Un vaste théâtre de bois était construit tous les ans devant le palais de Caïus César, exprès pour les jeux augustaux, qui duraient trois jours. La foule des spectateurs de tout rang, pêle-mêle, hommes, femmes, enfans, vieillards, encombre les péristyles du palais pour se placer. C’est le troisième jour. Un autel est dressé devant la principale porte, au haut du péristyle. C. César, en costume sacerdotal, fait un sacrifice à son aïeul Auguste. Une goutte du sang de la victime tombe par hasard sur la robe du sénateur Asprénas.

Caïus, riant. Par Jupiter, mon pauvre Asprénas, te voilà consacré. Cette goutte est-elle d’un bon ou d’un mauvais augure ?

Asprénas. Dès qu’elle vient de la main de mon très-clément Auguste, elle ne peut être qu’un signe de félicité.

Caïus. Bien dit, honnête père conscript. Allons, dignes quirites, finissons ces jeux aussi heureusement qu’ils ont commencé. Suivez-moi, mes familiers ; prenons place. Si les acteurs s’acquittent de leurs rôles comme les jours précédens, ils se loueront de ma munificence. Mais quelle tragédie donnent-ils ?Cynire, je crois ? (À Chereas.) Par mon génie, tu as fait une lourde sottise, Chereas, en donnant la question, et si cruellement encore, à cette belle Quintilia, qui eût prêté au personnage de Myrrha le charme de sa pantomime et le pathétique de sa voix. Voilà des exploits de ce fier guerrier ; c’est contre des femmes qu’il faut l’expédier… Tu ne dis rien, Chereas ? N’en parlons plus. Je jette ces paroles en riant.

Chereas, bas à Asiaticus, en levant les yeux au ciel. Courage, Ô Caïus ! aiguise bien ce glaive.

Caïus, à Minucianus. Ah ! il est ceint de son glaive, le tribun prétorien : c’est donc lui qui viendra aujourd’hui demander la tessère ? J’ai un bon mot d’ordre à lui donner.

Minucianus, d’un air indifférent. Il est vrai, César ; c’est son tour aujourd’hui.

Sabinus, bas à Chereas. Je tremble que cette remarque ne le mette sur ses gardes.

Chereas, bas. Non ; il ne paraît déjà plus y songer.

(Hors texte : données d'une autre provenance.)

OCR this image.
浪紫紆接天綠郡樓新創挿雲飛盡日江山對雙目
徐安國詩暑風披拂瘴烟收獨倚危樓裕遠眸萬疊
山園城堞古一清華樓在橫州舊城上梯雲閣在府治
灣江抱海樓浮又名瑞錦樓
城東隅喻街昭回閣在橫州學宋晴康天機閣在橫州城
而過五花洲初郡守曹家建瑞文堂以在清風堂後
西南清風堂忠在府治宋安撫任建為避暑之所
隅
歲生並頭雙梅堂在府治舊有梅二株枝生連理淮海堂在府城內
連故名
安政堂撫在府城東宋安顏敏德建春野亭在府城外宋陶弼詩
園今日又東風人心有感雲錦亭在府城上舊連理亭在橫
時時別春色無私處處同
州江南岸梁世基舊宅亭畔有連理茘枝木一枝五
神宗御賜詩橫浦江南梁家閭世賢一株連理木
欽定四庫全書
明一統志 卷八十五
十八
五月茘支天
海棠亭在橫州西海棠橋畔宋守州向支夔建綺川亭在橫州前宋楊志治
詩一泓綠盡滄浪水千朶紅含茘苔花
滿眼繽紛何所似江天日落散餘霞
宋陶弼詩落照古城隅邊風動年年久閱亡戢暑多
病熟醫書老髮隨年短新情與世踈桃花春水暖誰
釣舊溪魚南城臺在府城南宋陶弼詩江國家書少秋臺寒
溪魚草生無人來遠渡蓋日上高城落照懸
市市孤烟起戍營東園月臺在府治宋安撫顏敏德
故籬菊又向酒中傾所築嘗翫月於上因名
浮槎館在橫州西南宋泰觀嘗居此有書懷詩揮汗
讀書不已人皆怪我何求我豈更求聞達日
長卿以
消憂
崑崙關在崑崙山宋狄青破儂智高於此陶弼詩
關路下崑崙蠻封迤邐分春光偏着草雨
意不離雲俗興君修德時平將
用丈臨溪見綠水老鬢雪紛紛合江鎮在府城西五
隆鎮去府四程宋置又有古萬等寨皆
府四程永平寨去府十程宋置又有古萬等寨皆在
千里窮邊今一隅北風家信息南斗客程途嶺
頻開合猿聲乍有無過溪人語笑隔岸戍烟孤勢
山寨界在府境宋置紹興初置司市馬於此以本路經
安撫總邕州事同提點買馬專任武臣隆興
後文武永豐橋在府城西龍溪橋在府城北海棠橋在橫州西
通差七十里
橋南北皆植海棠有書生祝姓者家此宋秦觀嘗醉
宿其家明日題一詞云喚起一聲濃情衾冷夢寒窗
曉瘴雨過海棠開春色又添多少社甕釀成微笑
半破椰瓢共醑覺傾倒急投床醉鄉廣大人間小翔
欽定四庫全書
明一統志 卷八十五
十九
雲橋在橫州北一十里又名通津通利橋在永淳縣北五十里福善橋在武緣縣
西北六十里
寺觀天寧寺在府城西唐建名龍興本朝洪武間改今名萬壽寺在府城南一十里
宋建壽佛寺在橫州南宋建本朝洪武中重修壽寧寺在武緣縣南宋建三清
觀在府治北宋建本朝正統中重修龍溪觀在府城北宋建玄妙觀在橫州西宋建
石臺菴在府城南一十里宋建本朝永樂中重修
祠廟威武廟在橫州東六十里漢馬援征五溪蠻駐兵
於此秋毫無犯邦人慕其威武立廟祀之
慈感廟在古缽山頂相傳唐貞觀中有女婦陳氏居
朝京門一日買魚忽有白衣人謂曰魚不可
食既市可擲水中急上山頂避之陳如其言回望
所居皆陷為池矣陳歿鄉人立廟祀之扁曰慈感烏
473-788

Caïus, au consul Pomponius Secundus, en s’appuyant sur son épaule. Il me vient vme plaisante idée. Si je n’avais pas absous cette Quintilia, ainsi que son amant Popedius, j’ordonnerais qu’elle vînt jouer le rôle de Myrrha dans l’état où elle est. Cela ferait enrager ce maladroit de Chereas, de voir la fille de Cinyre toute disloquée par son fait.

Pomponius. Voilà de ces idées réjouissantes pour lesquelles ton génie est sans rival, ô César !

Caïus, regardant le public. J’aime ces petites saturnales de nos jeux augustaux : n’est-il pas amusant de voir se presser pêle-mêle cette cohue d’hommes, de femmes, de maîtres, d’esclaves, de sénateurs, chevaliers et plébéiens ?

Annius Minucianus, bas à Valerius, proconsul, et à Paullus Arruntius. Ne remarquez-vous pas qu’aujourd’hui César n’a rien de rude et de farouche ?

Valérius. Il ne dit aux gens que des choses gracieuses, et sa physionomie n’est point terrible comme de coutume.

Arruntius. C’est vraiment extraordinaire.

Pendant ce temps, Caïus, accompagné des membres de sa famille et de ses favoris, marchait vers le théâtre, afin de s’y asseoir au côté droit, sur un lit préparé pour cela.

« Il y avait, dit Flavius Josèphe, à ce théâtre deux portes : l’une à découvert, qui regardait la grande place ; l’autre vis-à-vis du portique, par où les acteurs entraient et sortaient sans incommoder les spectateurs ; et on avait fait de ce côté-là une loge séparée par une cloison où se plaçaient les comédiens et les musiciens. »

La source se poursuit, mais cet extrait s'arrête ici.